In general, silicon nitride films deposited by chemical vapor deposition are uniformly deposited on sites such as negative slopes and undercuts because of their excellent step coverage. In addition, since the silicon nitride film 40 deposited by the chemical vapor deposition method is deposited between the tantalum pentoxide dielectric film 38 and the upper electrode 42 made of a polysilicon film to prevent mutual reaction therebetween, It is possible to prevent deterioration of the capacitor caused by the capacitor. On the other hand, the silicon nitride film 40 deposited by the chemical vapor deposition method is not a part of the upper electrode 42 because it is an insulator, and has a function of a dielectric film.

The silicon nitride film 40 may be formed by low pressure chemical vapor deposition (LPCVD), plasma enhanced chemical vapor deposition (PECVD), or atmospheric pressure chemical vapor deposition (APCVD) Lt; / RTI > The silicon nitride film 40 is formed to have a thin thickness, for example, 5 to 10 to 100, which is controllable.

It is obvious that the present invention is not limited to the above embodiments and that many modifications are possible within the technical scope of the present invention by those skilled in the art.
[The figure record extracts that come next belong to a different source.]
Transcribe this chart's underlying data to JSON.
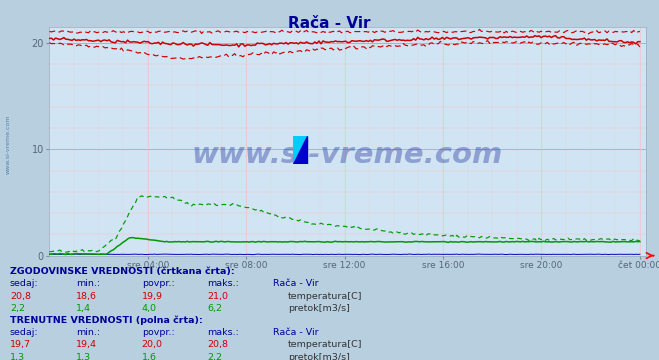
{
  "title": "Rača - Vir",
  "title_color": "#000099",
  "plot_bg_color": "#d0e4f4",
  "outer_bg_color": "#b8cfe0",
  "bottom_bg_color": "#dce8f5",
  "x_tick_labels": [
    "sre 04:00",
    "sre 08:00",
    "sre 12:00",
    "sre 16:00",
    "sre 20:00",
    "čet 00:00"
  ],
  "x_tick_pos": [
    0.1667,
    0.3333,
    0.5,
    0.6667,
    0.8333,
    1.0
  ],
  "y_ticks": [
    0,
    10,
    20
  ],
  "ylim_max": 21.5,
  "tick_color": "#556677",
  "grid_color_major": "#ff8888",
  "grid_color_minor": "#ffbbbb",
  "watermark": "www.si-vreme.com",
  "watermark_color": "#223399",
  "watermark_alpha": 0.38,
  "sidebar_label": "www.si-vreme.com",
  "temp_color": "#cc0000",
  "flow_color": "#009900",
  "height_color": "#0000bb",
  "hist_label": "ZGODOVINSKE VREDNOSTI (črtkana črta):",
  "curr_label": "TRENUTNE VREDNOSTI (polna črta):",
  "col_headers": [
    "sedaj:",
    "min.:",
    "povpr.:",
    "maks.:",
    "Rača - Vir"
  ],
  "hist_temp": [
    "20,8",
    "18,6",
    "19,9",
    "21,0"
  ],
  "hist_flow": [
    "2,2",
    "1,4",
    "4,0",
    "6,2"
  ],
  "curr_temp": [
    "19,7",
    "19,4",
    "20,0",
    "20,8"
  ],
  "curr_flow": [
    "1,3",
    "1,3",
    "1,6",
    "2,2"
  ],
  "temp_label": "temperatura[C]",
  "flow_label": "pretok[m3/s]"
}
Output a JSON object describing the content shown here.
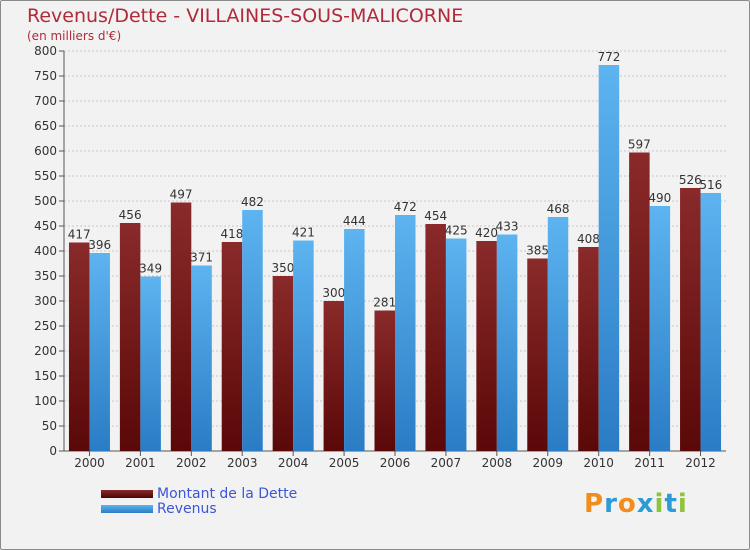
{
  "header": {
    "title": "Revenus/Dette - VILLAINES-SOUS-MALICORNE",
    "subtitle": "(en milliers d'€)"
  },
  "chart_data": {
    "type": "bar",
    "title": "Revenus/Dette - VILLAINES-SOUS-MALICORNE",
    "ylabel": "(en milliers d'€)",
    "xlabel": "",
    "ylim": [
      0,
      800
    ],
    "yticks": [
      0,
      50,
      100,
      150,
      200,
      250,
      300,
      350,
      400,
      450,
      500,
      550,
      600,
      650,
      700,
      750,
      800
    ],
    "grid": true,
    "legend_position": "bottom-left",
    "categories": [
      "2000",
      "2001",
      "2002",
      "2003",
      "2004",
      "2005",
      "2006",
      "2007",
      "2008",
      "2009",
      "2010",
      "2011",
      "2012"
    ],
    "series": [
      {
        "name": "Montant de la Dette",
        "color": "#6e1414",
        "values": [
          417,
          456,
          497,
          418,
          350,
          300,
          281,
          454,
          420,
          385,
          408,
          597,
          526
        ]
      },
      {
        "name": "Revenus",
        "color": "#4aa6e8",
        "values": [
          396,
          349,
          371,
          482,
          421,
          444,
          472,
          425,
          433,
          468,
          772,
          490,
          516
        ]
      }
    ]
  },
  "logo": {
    "letters": [
      "P",
      "r",
      "o",
      "x",
      "i",
      "t",
      "i"
    ],
    "colors": [
      "#f28c1a",
      "#2e9ad6",
      "#f28c1a",
      "#2e9ad6",
      "#8cc43a",
      "#2e9ad6",
      "#8cc43a"
    ]
  }
}
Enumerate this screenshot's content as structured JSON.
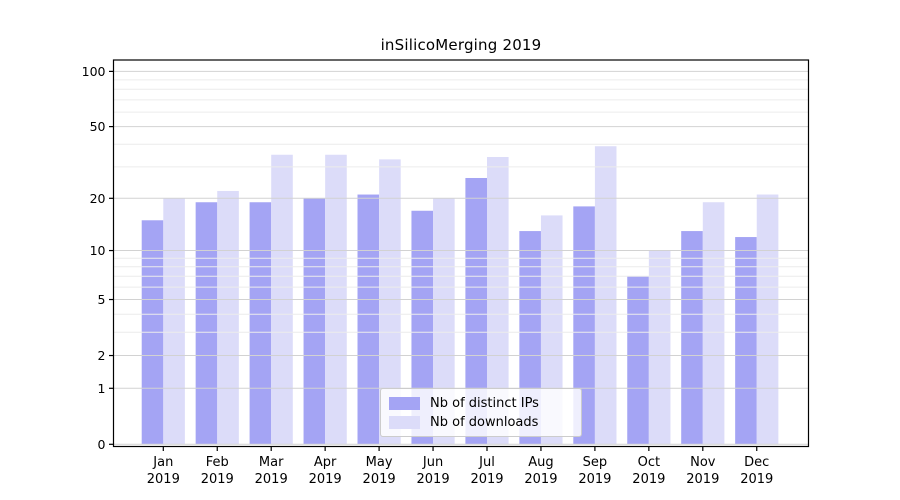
{
  "chart_data": {
    "type": "bar",
    "title": "inSilicoMerging 2019",
    "categories": [
      "Jan 2019",
      "Feb 2019",
      "Mar 2019",
      "Apr 2019",
      "May 2019",
      "Jun 2019",
      "Jul 2019",
      "Aug 2019",
      "Sep 2019",
      "Oct 2019",
      "Nov 2019",
      "Dec 2019"
    ],
    "x_tick_months": [
      "Jan",
      "Feb",
      "Mar",
      "Apr",
      "May",
      "Jun",
      "Jul",
      "Aug",
      "Sep",
      "Oct",
      "Nov",
      "Dec"
    ],
    "x_tick_year": "2019",
    "series": [
      {
        "name": "Nb of distinct IPs",
        "color": "#a4a4f4",
        "values": [
          15,
          19,
          19,
          20,
          21,
          17,
          26,
          13,
          18,
          7,
          13,
          12
        ]
      },
      {
        "name": "Nb of downloads",
        "color": "#dcdcf9",
        "values": [
          20,
          22,
          35,
          35,
          33,
          20,
          34,
          16,
          39,
          10,
          19,
          21
        ]
      }
    ],
    "y_axis": {
      "scale": "symlog",
      "major_ticks": [
        0,
        1,
        2,
        5,
        10,
        20,
        50,
        100
      ],
      "minor_ticks": [
        3,
        4,
        6,
        7,
        8,
        9,
        30,
        40,
        60,
        70,
        80,
        90
      ],
      "range_top": 115
    },
    "legend": {
      "position": "lower center"
    },
    "grid": "on",
    "xlabel": "",
    "ylabel": ""
  }
}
According to the method for manufacturing a capacitor of a semiconductor memory device according to the present invention, it is apparent that the dielectric film can be formed by a vibrator made of silicon nitride on the surface thereof.

Claims (3)

Forming a lower electrode on a semiconductor substrate; Forming a dielectric film made of tantalum pentoxide on the surface of the lower electrode; Forming a silicon nitride film on the surface of the dielectric film; And forming an upper electrode including silicon atoms on the entire surface of the resultant substrate having the silicon nitride film formed thereon. The method of claim 1, wherein the silicon nitride film is formed to a thickness of about 5 to 100. The method of claim 1, wherein the silicon nitride film is formed by any one of low pressure chemical vapor deposition (LPCVD), plasma chemical vapor deposition (PECVD), atmospheric pressure chemical vapor deposition (APCVD), and photo chemical vapor deposition And forming a capacitor in the semiconductor memory device. ※ Note: It is disclosed by the contents of the first application.